In the Central European countries the socialist parties had familiarised the masses with political organisations of a semimilitary character designed to absorb as much as possible of the private life of the members. All that was wanted to give one group overwhelming power was to carry the same principle somewhat further, to seek strength not in the assured votes of huge numbers at occasional elections, but in the absolute and unreserved support of a smaller but more thoroughly organized body. The chance of imposing a totalitarian regime on a whole people depends on the leader first collecting round him a group which is prepared voluntarily to submit to that totalitarian discipline which they are to impose by force upon the rest. Although the socialist parties had the strength to get anything if they had cared to use force, they were reluctant to do so. They had, without knowing it, set themselves a task which only the ruthless, ready to disregard the barriers of accepted morals, can execute. That socialism can be put into practice only by methods which most socialists disapprove is, of course, a lesson learnt by many social reformers in the past.

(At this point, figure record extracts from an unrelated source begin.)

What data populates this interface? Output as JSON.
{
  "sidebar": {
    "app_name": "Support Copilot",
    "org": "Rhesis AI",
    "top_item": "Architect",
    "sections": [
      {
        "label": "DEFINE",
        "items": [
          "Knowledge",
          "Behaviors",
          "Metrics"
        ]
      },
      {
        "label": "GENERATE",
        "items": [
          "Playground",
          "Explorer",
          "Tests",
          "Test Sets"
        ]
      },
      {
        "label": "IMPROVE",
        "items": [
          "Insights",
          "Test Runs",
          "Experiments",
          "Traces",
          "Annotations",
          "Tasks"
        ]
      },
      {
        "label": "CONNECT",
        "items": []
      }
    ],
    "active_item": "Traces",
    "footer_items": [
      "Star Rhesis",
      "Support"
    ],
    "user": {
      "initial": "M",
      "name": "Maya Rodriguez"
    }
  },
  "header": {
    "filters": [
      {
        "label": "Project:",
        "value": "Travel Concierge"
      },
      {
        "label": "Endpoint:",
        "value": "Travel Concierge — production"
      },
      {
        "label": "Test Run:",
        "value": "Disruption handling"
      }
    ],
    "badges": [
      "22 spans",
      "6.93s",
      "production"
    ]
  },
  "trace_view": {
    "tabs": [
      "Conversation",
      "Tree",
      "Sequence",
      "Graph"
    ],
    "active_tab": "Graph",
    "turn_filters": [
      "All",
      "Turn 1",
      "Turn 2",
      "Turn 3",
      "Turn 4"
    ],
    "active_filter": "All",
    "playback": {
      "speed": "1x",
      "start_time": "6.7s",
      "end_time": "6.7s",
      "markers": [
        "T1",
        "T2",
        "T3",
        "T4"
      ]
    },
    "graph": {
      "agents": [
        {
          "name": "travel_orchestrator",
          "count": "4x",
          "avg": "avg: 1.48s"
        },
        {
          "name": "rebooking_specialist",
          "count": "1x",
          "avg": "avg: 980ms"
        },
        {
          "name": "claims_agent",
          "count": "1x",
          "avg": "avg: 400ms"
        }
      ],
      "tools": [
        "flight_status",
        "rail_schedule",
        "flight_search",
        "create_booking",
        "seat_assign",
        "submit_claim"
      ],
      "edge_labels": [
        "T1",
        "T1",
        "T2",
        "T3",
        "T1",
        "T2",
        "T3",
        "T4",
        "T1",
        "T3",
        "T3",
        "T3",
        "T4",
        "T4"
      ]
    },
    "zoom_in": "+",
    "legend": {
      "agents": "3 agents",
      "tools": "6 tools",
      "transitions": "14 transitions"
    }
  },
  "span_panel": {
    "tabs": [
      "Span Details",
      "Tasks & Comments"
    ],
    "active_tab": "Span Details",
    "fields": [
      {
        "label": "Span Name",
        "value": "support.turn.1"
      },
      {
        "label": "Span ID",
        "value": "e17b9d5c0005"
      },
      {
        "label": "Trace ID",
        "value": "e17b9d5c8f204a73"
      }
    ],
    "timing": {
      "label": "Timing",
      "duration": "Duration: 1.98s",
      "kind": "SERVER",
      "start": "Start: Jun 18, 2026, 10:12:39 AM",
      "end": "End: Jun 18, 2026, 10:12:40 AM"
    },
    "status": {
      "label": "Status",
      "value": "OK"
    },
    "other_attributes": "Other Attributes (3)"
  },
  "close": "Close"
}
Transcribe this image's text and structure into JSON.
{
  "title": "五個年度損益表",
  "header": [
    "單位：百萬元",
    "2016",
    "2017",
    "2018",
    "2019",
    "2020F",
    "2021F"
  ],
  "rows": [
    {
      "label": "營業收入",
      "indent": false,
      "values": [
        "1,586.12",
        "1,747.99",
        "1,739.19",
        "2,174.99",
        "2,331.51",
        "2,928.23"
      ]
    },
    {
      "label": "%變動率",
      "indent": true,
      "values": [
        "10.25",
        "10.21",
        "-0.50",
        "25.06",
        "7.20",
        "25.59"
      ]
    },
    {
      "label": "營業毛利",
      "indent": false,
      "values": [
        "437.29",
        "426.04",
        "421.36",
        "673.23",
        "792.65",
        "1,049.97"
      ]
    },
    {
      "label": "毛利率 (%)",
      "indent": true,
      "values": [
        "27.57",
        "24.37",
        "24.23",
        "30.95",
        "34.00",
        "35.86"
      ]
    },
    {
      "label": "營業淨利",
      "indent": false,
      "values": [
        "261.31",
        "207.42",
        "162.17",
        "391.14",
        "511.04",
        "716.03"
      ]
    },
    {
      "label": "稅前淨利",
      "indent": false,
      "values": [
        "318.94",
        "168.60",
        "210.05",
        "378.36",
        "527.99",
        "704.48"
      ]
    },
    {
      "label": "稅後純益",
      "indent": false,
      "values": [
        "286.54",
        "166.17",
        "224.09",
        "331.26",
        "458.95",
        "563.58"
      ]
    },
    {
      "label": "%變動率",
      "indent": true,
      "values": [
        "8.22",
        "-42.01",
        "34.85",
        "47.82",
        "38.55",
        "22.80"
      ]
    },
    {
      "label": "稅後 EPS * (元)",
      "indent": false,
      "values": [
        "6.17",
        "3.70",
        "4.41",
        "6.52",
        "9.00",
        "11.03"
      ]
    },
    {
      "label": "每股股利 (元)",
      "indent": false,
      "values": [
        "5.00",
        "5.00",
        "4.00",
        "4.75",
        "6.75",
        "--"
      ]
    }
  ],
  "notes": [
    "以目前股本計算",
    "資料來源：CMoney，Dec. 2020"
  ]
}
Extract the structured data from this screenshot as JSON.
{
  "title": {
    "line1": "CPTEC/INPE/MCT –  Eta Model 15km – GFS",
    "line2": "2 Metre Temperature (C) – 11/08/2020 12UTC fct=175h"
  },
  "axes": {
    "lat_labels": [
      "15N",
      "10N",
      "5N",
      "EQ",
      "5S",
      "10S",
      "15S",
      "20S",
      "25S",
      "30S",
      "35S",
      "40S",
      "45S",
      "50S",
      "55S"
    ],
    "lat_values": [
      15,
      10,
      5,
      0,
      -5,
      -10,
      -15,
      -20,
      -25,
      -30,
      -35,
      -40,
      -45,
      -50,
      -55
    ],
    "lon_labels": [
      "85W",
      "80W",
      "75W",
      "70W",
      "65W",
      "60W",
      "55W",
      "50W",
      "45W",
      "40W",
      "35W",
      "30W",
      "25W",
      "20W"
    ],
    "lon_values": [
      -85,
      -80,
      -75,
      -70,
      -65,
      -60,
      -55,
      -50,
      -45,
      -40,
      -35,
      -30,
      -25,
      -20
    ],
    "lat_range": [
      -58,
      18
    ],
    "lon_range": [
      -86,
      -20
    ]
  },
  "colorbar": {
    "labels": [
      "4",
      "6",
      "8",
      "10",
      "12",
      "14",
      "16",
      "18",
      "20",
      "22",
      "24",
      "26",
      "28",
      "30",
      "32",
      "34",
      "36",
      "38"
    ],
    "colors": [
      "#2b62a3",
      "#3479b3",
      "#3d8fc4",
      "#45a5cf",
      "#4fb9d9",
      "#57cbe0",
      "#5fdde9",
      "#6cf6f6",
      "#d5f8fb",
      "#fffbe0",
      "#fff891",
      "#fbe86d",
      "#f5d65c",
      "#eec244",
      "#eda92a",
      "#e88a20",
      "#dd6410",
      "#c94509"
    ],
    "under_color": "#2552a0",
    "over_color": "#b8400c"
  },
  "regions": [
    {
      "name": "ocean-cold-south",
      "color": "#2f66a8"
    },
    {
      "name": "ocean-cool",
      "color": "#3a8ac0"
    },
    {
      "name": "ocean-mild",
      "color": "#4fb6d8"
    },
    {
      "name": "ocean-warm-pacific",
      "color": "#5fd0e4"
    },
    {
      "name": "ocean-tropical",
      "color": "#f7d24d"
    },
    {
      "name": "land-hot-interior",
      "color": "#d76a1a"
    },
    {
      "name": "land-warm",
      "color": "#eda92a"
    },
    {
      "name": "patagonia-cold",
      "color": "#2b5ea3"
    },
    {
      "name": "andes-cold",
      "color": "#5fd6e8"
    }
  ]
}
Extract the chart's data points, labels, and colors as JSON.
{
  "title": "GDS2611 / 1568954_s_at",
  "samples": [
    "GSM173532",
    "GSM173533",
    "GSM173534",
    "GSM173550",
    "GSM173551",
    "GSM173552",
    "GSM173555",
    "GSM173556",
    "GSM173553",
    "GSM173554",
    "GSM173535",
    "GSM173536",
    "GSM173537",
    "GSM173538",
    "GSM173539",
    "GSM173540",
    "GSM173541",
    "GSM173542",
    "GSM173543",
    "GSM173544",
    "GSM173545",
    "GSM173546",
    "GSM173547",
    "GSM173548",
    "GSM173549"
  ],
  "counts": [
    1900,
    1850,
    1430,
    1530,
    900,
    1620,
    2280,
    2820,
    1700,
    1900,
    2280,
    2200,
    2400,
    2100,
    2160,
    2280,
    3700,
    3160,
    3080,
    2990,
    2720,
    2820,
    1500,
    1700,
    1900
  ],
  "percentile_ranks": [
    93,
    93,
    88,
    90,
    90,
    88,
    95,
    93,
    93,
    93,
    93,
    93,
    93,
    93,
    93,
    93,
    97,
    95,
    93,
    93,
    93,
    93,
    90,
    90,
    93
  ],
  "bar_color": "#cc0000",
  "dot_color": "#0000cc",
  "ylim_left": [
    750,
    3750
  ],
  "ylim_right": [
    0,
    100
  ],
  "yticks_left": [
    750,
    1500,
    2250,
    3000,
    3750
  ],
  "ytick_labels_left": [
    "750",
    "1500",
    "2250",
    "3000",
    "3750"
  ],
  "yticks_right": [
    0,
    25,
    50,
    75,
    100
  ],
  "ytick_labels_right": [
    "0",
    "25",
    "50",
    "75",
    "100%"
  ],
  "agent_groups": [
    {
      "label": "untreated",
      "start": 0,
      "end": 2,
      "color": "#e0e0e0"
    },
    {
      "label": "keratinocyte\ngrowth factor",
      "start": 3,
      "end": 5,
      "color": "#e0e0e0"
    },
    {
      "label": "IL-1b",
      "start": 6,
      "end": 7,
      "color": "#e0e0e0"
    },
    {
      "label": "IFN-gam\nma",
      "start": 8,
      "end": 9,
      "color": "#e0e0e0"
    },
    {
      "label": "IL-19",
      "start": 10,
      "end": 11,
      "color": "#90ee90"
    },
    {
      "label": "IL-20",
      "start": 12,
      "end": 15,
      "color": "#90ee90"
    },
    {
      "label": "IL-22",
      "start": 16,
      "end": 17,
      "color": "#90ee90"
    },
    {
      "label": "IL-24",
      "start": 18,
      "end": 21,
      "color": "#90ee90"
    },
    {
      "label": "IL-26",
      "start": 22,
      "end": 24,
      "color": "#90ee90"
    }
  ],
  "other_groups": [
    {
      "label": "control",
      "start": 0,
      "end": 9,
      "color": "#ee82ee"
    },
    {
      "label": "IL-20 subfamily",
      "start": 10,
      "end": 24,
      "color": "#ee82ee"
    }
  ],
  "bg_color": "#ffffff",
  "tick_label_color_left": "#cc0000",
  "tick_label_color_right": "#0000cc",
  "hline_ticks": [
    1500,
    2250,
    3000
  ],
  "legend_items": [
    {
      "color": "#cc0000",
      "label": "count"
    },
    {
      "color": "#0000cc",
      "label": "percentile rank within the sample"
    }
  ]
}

The old socialist parties were inhibited by their democratic ideals, they did not possess the ruthlessness required for the performance of their chosen task. It is characteristic that both in Germany and Italy the success of Fascism was preceded by the refusal of the socialist parties to take over the responsibilities of government. They were unwilling wholeheartedly to employ the methods to which they had pointed the way. They still hoped for the miracle of a majority agreeing on a particular plan for the organisation of the whole of society; others had already learnt the lesson that in a planned society the question can no longer be on what a majority of the people agree, but what is the largest single group whose members agree sufficiently to make unified direction of all affairs possible; or, if no such group large enough to enforce its views exists, how it can be created and who will succeed in creating it.